The number of cycles to failure for a rotating shaft can be estimated using the following equation:

N = (σ_f / σ_a)^m

Where:

N is the number of cycles to failure

σ_f is the fatigue strength

σ_a is the alternating stress

m is the fatigue exponent, which is typically between 3 and 10 for carbon steel

For AISI 1020 CD steel, a fatigue exponent of 5 is typically used.

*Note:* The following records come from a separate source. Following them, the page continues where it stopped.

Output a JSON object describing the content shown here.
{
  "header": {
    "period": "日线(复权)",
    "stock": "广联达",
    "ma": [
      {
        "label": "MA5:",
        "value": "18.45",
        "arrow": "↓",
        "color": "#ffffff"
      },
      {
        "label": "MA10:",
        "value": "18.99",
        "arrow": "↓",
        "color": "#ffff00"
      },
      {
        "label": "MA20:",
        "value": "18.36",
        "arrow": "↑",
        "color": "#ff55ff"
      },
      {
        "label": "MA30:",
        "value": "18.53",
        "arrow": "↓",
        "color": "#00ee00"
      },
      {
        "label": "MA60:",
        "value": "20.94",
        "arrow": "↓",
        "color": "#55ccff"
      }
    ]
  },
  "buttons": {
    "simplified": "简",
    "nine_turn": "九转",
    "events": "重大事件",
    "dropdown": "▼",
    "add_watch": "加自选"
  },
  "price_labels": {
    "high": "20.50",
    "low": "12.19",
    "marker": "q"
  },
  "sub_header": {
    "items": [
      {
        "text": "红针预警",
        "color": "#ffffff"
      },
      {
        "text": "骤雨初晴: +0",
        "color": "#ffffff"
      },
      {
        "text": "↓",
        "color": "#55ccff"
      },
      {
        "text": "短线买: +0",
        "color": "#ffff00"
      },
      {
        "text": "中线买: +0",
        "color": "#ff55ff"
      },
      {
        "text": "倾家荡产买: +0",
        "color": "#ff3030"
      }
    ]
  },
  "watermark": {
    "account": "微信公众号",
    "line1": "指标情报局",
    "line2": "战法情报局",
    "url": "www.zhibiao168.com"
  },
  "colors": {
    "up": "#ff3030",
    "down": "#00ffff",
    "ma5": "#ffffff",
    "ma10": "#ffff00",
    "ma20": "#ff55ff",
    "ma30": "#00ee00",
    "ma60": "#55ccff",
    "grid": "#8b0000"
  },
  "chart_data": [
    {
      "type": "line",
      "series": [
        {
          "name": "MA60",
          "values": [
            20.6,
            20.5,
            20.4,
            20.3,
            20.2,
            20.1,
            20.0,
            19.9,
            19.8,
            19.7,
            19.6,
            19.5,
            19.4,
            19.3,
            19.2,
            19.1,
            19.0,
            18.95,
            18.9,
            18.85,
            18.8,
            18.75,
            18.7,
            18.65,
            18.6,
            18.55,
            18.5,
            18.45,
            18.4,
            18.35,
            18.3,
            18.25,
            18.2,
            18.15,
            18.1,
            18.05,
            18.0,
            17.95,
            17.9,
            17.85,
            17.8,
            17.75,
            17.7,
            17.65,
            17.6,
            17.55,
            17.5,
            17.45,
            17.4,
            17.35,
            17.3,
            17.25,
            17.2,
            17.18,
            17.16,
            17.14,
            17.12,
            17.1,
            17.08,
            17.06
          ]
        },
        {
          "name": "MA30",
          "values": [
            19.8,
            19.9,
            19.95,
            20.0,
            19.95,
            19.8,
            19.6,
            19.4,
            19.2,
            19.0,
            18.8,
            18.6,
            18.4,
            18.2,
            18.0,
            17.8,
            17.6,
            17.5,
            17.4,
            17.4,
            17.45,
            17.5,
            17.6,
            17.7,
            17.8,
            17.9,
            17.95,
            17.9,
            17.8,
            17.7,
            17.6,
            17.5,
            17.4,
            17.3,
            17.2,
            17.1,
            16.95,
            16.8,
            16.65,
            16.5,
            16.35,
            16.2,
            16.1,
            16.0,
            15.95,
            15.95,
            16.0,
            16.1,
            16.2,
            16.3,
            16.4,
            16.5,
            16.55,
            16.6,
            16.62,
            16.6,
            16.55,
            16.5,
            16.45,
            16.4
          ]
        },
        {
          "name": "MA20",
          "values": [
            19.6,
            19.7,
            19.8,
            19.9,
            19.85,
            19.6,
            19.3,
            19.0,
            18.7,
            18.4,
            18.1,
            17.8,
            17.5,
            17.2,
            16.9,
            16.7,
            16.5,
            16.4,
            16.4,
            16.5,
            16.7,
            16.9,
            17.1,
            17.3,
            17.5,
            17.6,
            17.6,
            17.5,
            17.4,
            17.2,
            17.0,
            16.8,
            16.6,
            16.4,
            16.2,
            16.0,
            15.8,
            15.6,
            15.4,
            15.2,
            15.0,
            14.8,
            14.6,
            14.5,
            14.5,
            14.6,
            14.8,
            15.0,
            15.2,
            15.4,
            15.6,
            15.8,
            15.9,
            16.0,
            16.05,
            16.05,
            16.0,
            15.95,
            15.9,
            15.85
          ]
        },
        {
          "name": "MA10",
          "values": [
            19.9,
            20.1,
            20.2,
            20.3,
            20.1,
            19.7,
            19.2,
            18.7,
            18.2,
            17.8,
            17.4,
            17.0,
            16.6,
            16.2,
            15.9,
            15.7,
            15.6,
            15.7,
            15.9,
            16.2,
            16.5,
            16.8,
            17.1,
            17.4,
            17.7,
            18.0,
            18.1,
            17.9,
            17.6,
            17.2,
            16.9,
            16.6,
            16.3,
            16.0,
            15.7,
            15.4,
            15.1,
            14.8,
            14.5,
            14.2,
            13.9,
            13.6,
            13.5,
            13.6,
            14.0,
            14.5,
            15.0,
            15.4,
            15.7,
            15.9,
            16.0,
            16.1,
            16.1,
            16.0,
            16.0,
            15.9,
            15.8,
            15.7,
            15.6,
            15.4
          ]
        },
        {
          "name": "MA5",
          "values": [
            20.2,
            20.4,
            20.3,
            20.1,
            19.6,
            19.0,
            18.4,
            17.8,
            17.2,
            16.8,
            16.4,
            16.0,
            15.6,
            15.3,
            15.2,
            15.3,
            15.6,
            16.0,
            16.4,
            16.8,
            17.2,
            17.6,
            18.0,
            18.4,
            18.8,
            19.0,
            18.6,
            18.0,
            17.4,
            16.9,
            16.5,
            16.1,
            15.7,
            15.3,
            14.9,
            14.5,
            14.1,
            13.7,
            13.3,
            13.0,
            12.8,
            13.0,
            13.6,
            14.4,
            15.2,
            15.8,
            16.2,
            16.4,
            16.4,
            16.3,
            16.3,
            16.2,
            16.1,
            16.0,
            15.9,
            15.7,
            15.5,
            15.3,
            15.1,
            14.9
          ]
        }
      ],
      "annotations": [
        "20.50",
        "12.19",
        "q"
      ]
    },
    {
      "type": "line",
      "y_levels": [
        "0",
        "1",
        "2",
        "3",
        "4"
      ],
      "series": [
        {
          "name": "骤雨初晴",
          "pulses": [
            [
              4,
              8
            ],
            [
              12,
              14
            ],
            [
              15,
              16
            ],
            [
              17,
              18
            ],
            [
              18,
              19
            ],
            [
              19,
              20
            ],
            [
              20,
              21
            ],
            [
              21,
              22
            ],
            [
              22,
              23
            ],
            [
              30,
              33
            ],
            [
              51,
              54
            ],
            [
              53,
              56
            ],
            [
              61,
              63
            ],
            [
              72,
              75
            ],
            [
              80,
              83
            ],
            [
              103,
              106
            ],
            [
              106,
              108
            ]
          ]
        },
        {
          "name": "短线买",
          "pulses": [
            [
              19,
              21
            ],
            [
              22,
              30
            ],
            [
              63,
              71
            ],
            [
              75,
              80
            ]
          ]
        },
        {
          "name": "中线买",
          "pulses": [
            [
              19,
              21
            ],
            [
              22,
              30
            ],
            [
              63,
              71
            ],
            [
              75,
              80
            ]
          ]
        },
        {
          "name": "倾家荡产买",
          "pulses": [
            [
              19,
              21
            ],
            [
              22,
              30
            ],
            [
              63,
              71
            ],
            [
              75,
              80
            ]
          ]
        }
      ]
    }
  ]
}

N = (180 MPa / (F / (2A)))^5

If the alternating stress is equal to the fatigue strength, the shaft will fail after an infinite number of cycles. Therefore, the number of cycles to failure for the given shaft will be less than infinite.

Answer 2

To determine the minimum factor of safety for fatigue based on infinite life and estimate the number of cycles for a rotating shaft made of AISI 1020 CD steel, we need to consider material properties, stress, and check for yielding.

Step-by-step explanation:

In order to determine the minimum factor of safety for fatigue based on infinite life and estimate the number of cycles, we need to consider the material properties and stress experienced by the rotating shaft. AISI 1020 CD steel is commonly used in the manufacturing industry and has known fatigue properties.

To calculate the minimum factor of safety for fatigue based on infinite life, we need to find the maximum stress experienced by the shaft. If the life is not infinite, we can estimate the number of cycles based on fatigue data.

To check for yielding, we need to compare the applied force to the yield strength of AISI 1020 CD steel.